Indian chess grandmaster Viswanathan Anand is the latest sportsperson to have revealed his autobiography.
Titled Mind Master, Anand has said that his biography contains numerous, distinctive experiences that have helped shape him into the legend that he is. Anand explained that although it was quite a task for him to recollect the last 26 years of his career, he has put in his 100 percent trying to offer an insight into it.
“To recall incidents that happened years ago and try to make sense of them was a challenging task but I have tried my best to be truthful and narrated my journey with utmost sincerity. So my book is not a ‘work of fiction’,” Anand told Times of India.

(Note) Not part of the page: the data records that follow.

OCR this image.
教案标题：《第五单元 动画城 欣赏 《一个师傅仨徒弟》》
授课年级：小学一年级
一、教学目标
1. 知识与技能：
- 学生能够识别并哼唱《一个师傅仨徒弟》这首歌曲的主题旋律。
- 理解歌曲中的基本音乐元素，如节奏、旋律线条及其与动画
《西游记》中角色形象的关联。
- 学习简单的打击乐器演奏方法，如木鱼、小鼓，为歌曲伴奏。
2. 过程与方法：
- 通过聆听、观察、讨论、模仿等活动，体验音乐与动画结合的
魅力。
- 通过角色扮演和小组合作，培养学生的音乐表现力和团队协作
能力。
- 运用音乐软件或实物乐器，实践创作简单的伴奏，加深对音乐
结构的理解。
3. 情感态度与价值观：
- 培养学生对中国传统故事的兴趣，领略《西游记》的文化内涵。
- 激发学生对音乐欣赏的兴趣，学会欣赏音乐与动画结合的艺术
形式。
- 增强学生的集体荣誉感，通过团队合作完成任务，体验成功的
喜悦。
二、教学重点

“I keen a straight face but there is turmoil inside me. If I dislike certain things, I will tell it. I have not been rude with anyone and stated my displeasure on the basis of what others have told me in various media. So there is nothing that crosses the line.”
Anand became a grandmaster at the age of 18. He held the FIDE World Chess Championship from 2000 to 2002, thus becoming the first Asian to do so. He became the undisputed World Champion in 2007 and defended his title against Vladimir Kramnik in 2008.
About the increasing number of grandmasters in India, Anand said: “I became a GM in 1987, the next one happened in 1990. It was very slow then but picked up a lot of speed later. In 2000, we had six-seven grandmasters. Today we have over 65 and this number is increasing very fast. It is very much because of technology and tools available today.”